Segundo relatos, logo após o início da apresentação no sábado, um som de ópera ecoou pelo espaço e abafou a trilha sonora do espetáculo. De início, técnicos de som correram para buscar um problema técnico – seria um vazamento na caixa de som? A resposta veio logo em seguida: a ópera vinha de uma janela que desembocava na casa de máquinas do edifício.
O barulho chocou a produção: ninguém jamais havia deparado com situação semelhante. O autor da peça, Diones Camargo, afirma que o som retumbava diretamente onde o público se sentava. Os atores começaram a gritar para se fazerem ouvir.
— A fruição da peça acabou prejudicada. Sem dúvida, foi uma retaliação, porque os vizinhos não concordam com o uso do espaço para atividades culturais. Entrei em cena, pedi desculpas ao público e aos atores e afirmei que cancelaríamos a peça, oferecendo reembolso ou uma apresentação extra neste domingo. Mas o público teve uma reação maravilhosa, entrou em consenso de que a peça deveria continuar para confrontarmos esse comportamento — descreve Camargo.

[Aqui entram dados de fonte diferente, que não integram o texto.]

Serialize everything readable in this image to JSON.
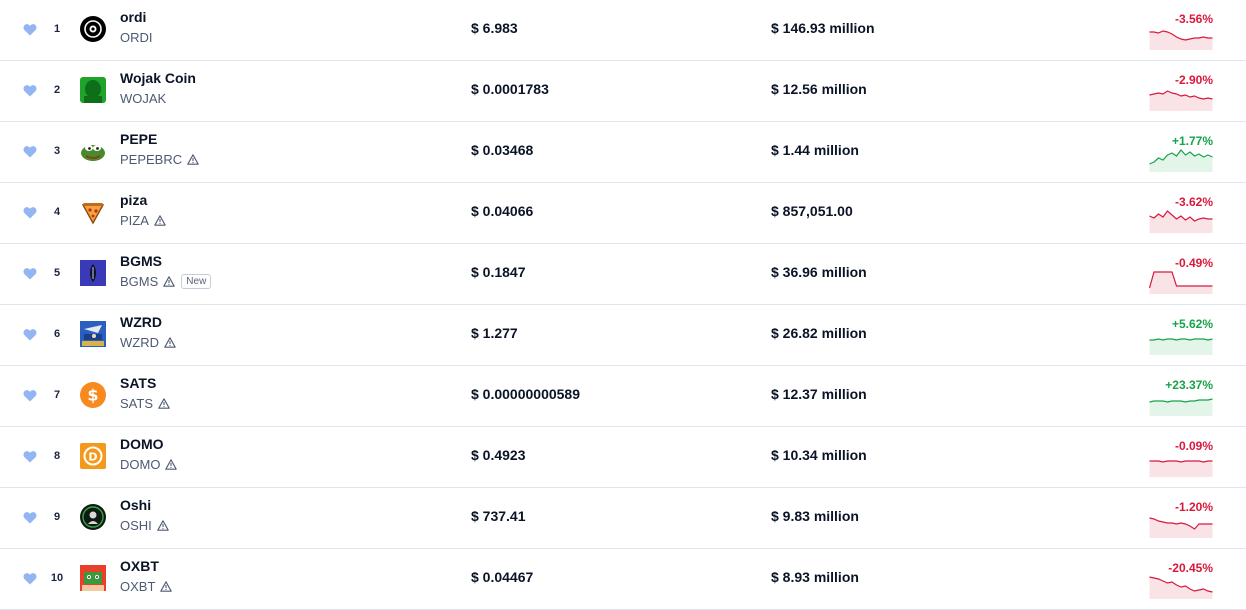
{
  "colors": {
    "negative": "#d9183c",
    "positive": "#16a34a",
    "heart": "#93b6f2"
  },
  "rows": [
    {
      "rank": "1",
      "name": "ordi",
      "symbol": "ORDI",
      "warning": false,
      "badge": "",
      "price": "$ 6.983",
      "volume": "$ 146.93 million",
      "change": "-3.56%",
      "direction": "down",
      "logo": "ordi-logo-icon",
      "spark": [
        8,
        8,
        9,
        7,
        8,
        10,
        13,
        15,
        16,
        15,
        14,
        14,
        13,
        14,
        14
      ]
    },
    {
      "rank": "2",
      "name": "Wojak Coin",
      "symbol": "WOJAK",
      "warning": false,
      "badge": "",
      "price": "$ 0.0001783",
      "volume": "$ 12.56 million",
      "change": "-2.90%",
      "direction": "down",
      "logo": "wojak-logo-icon",
      "spark": [
        10,
        9,
        8,
        9,
        6,
        8,
        9,
        11,
        10,
        12,
        11,
        13,
        14,
        13,
        14
      ]
    },
    {
      "rank": "3",
      "name": "PEPE",
      "symbol": "PEPEBRC",
      "warning": true,
      "badge": "",
      "price": "$ 0.03468",
      "volume": "$ 1.44 million",
      "change": "+1.77%",
      "direction": "up",
      "logo": "pepe-logo-icon",
      "spark": [
        18,
        16,
        12,
        14,
        9,
        7,
        10,
        4,
        9,
        6,
        10,
        8,
        11,
        9,
        11
      ]
    },
    {
      "rank": "4",
      "name": "piza",
      "symbol": "PIZA",
      "warning": true,
      "badge": "",
      "price": "$ 0.04066",
      "volume": "$ 857,051.00",
      "change": "-3.62%",
      "direction": "down",
      "logo": "piza-logo-icon",
      "spark": [
        9,
        11,
        7,
        10,
        4,
        8,
        12,
        9,
        13,
        10,
        14,
        12,
        11,
        12,
        12
      ]
    },
    {
      "rank": "5",
      "name": "BGMS",
      "symbol": "BGMS",
      "warning": true,
      "badge": "New",
      "price": "$ 0.1847",
      "volume": "$ 36.96 million",
      "change": "-0.49%",
      "direction": "down",
      "logo": "bgms-logo-icon",
      "spark": [
        20,
        4,
        4,
        4,
        4,
        4,
        18,
        18,
        18,
        18,
        18,
        18,
        18,
        18,
        18
      ]
    },
    {
      "rank": "6",
      "name": "WZRD",
      "symbol": "WZRD",
      "warning": true,
      "badge": "",
      "price": "$ 1.277",
      "volume": "$ 26.82 million",
      "change": "+5.62%",
      "direction": "up",
      "logo": "wzrd-logo-icon",
      "spark": [
        11,
        11,
        10,
        11,
        10,
        10,
        11,
        10,
        10,
        11,
        10,
        10,
        10,
        11,
        10
      ]
    },
    {
      "rank": "7",
      "name": "SATS",
      "symbol": "SATS",
      "warning": true,
      "badge": "",
      "price": "$ 0.00000000589",
      "volume": "$ 12.37 million",
      "change": "+23.37%",
      "direction": "up",
      "logo": "sats-logo-icon",
      "spark": [
        12,
        11,
        11,
        11,
        12,
        11,
        11,
        11,
        12,
        11,
        11,
        10,
        10,
        10,
        9
      ]
    },
    {
      "rank": "8",
      "name": "DOMO",
      "symbol": "DOMO",
      "warning": true,
      "badge": "",
      "price": "$ 0.4923",
      "volume": "$ 10.34 million",
      "change": "-0.09%",
      "direction": "down",
      "logo": "domo-logo-icon",
      "spark": [
        10,
        10,
        10,
        11,
        10,
        10,
        10,
        11,
        10,
        10,
        10,
        10,
        11,
        10,
        10
      ]
    },
    {
      "rank": "9",
      "name": "Oshi",
      "symbol": "OSHI",
      "warning": true,
      "badge": "",
      "price": "$ 737.41",
      "volume": "$ 9.83 million",
      "change": "-1.20%",
      "direction": "down",
      "logo": "oshi-logo-icon",
      "spark": [
        6,
        7,
        9,
        10,
        11,
        11,
        12,
        11,
        12,
        14,
        17,
        12,
        12,
        12,
        12
      ]
    },
    {
      "rank": "10",
      "name": "OXBT",
      "symbol": "OXBT",
      "warning": true,
      "badge": "",
      "price": "$ 0.04467",
      "volume": "$ 8.93 million",
      "change": "-20.45%",
      "direction": "down",
      "logo": "oxbt-logo-icon",
      "spark": [
        4,
        5,
        6,
        8,
        10,
        9,
        12,
        14,
        13,
        16,
        18,
        17,
        16,
        18,
        19
      ]
    }
  ]
}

Presente na apresentação, o secretário de Cultura de Porto Alegre, Luciano Alabarse, escreveu em texto opinativo para Zero Hora que "Porto Alegre tem testemunhado, e não é de hoje, violentos ataques à livre expressão artística. (...) Sábado, na plateia do Estúdio Stravaganza, fui testemunha de mais uma deprimente manifestação contra o teatro gaúcho", diz. O texto é intitulado A peça que venceu o ódio dos vizinhos.

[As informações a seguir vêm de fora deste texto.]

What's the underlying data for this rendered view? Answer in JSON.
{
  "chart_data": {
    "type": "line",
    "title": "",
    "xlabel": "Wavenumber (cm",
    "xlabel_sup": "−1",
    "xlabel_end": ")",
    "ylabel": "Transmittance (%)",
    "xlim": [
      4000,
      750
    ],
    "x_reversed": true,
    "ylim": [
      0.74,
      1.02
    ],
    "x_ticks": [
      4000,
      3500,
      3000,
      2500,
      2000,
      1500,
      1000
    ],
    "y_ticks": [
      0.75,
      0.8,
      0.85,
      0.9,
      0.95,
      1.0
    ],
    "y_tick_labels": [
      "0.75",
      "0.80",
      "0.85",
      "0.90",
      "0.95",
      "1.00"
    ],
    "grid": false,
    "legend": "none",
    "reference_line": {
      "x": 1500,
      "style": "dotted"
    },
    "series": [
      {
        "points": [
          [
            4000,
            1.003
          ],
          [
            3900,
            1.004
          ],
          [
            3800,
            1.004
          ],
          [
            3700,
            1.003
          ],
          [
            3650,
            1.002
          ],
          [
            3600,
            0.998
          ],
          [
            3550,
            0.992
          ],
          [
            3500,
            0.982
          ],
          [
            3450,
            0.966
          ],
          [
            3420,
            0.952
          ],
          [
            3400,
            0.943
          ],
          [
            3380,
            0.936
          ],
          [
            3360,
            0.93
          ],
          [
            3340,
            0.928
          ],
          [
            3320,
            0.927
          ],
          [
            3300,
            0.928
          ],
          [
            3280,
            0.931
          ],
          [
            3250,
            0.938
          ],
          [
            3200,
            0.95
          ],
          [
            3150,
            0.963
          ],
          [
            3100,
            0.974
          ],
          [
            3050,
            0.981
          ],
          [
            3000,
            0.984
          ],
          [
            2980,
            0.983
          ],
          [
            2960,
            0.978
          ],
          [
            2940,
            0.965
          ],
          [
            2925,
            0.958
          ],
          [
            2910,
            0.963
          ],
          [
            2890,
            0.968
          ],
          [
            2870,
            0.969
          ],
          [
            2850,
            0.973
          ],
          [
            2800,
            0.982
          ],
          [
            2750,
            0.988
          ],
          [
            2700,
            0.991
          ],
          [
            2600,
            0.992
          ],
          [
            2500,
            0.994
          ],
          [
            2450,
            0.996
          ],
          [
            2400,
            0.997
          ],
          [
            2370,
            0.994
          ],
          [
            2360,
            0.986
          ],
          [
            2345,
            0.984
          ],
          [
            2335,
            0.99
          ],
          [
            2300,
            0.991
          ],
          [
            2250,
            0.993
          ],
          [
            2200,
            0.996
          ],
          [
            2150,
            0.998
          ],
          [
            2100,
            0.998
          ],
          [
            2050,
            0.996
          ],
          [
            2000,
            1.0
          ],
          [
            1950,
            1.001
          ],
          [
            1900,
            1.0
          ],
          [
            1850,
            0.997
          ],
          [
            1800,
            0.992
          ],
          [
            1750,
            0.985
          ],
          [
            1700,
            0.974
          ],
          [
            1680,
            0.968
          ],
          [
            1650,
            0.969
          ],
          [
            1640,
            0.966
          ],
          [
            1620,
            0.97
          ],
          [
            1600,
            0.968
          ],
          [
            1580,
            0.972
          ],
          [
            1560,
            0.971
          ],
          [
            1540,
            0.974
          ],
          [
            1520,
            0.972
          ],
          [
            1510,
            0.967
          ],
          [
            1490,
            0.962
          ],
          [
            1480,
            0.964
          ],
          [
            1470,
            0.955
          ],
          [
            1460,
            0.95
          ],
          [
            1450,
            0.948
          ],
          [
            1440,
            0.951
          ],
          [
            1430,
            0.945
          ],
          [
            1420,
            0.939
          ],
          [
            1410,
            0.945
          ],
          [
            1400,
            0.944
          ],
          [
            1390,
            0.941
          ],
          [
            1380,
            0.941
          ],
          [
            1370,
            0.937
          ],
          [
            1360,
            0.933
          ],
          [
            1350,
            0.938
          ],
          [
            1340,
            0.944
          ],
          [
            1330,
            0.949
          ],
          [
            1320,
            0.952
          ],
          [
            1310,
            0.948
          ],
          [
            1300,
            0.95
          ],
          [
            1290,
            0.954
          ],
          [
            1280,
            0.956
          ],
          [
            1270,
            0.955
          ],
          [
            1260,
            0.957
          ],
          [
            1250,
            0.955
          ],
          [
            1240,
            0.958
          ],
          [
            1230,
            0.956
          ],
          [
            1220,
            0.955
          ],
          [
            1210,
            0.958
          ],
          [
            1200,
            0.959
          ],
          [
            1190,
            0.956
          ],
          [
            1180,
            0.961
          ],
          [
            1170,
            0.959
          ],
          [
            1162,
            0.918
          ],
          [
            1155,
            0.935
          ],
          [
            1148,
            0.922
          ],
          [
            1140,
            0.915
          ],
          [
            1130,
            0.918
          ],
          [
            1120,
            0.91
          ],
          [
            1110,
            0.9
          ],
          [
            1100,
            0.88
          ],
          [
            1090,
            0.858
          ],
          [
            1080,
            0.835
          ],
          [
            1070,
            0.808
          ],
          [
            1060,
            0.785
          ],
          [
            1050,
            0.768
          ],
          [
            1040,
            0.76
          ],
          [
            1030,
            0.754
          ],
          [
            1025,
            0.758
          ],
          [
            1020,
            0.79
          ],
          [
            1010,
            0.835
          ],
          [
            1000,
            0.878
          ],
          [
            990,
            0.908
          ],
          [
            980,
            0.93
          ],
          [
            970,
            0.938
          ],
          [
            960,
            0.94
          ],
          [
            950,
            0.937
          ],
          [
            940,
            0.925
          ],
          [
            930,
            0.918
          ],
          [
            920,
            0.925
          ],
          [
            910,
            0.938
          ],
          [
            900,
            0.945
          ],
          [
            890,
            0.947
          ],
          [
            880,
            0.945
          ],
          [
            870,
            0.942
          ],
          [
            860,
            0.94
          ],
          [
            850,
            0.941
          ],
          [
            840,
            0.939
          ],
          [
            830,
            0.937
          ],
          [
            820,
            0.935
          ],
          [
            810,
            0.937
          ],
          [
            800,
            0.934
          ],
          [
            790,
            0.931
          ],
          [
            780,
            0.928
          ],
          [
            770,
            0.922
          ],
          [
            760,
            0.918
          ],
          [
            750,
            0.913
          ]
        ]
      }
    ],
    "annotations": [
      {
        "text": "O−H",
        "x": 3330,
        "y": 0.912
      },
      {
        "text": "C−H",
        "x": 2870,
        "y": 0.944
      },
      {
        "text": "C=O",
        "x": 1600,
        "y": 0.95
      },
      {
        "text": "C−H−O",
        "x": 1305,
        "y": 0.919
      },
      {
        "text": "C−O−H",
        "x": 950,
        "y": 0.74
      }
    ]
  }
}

Responsável pelas políticas públicas em cultura na Capital, Alabarse sublinhou que a apresentação começou às 20h do sábado, "nada que fira o código de silêncio ou boa educação para com a vizinhança". Em seguida, relacionou a atitude ao momento político brasileiro: "O que se viu, no entanto, foi mais um exemplar momento da barbárie que se alastra no país. Incomodados com o uso artístico do espaço, para acabar com a apresentação, vizinhos ligaram uma trilha operística em volume ensurdecedor", acrescentou.
O Estúdio Stravaganza existe desde 1998 em um espaço que, anteriormente, era a garagem de um edifício localizado no bairro Santana. O prédio não tem porteiros e a reportagem não localizou nenhum morador para comentar o ocorrido.

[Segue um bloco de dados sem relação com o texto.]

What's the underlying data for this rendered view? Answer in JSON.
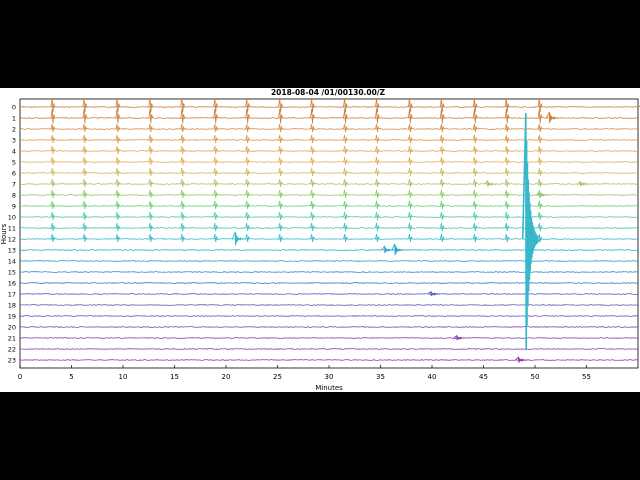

Dona do espaço e diretora da peça, Adriane Mottola reconhece que algum som vaza do local e que já recebeu reclamações dos vizinhos por barulho, mas afirma que toma medidas para reduzir o incômodo.
— O espaço existe há 20 anos e a gente sabe que precisa ter cuidado. Fazemos apresentações curtas, de no máximo três dias. Além disso, a peça tinha 40 minutos e foi às 20h de um sábado. Isso nunca aconteceu antes — relata.
GaúchaZH foi à última apresentação da temporada em Porto Alegre, neste domingo (23). A peça começou às 18h10min e terminou às 18h55min. Não houve qualquer transtorno.
Mas a companhia teatral, ressabiada com o confronto do dia anterior, forrou com tapetes a janela com saída para a casa de máquinas. Ao fim da performance, a equipe técnica comemorou a ausência de transtornos – o músico responsável pela trilha sonora, que passou por apuros no sábado, chegou a chorar de alívio.
Após os aplausos, a atriz Celina Âlcantara, que encena a auxiliar de serviços Claudia Silva Ferreira, afirmou que o público presente "pôde fruir da apresentação como ela é", ao contrário de quem estava no mesmo local, no dia anterior.
— Ontem (sábado), tivemos um episódio lamentável de censura da vizinhança. Quiseram censurar este espaço e esta apresentação. Vivemos um momento em que querem calar a arte e a educação, formas de ensinar a pensar para além de viver para ganhar dinheiro. Obrigada à direção, à produção e à equipe técnica pela resistência — discursou a atriz.
A peça estreou em maio do ano passado e teve montagens em Santiago (Chile), São Paulo e Rio de Janeiro. Agora, o espetáculo está em circuito de apresentações em 28 cidades no Brasil – as próximas cidades são Belo Horizonte, Uberlândia (MG), Manaus e Brasília.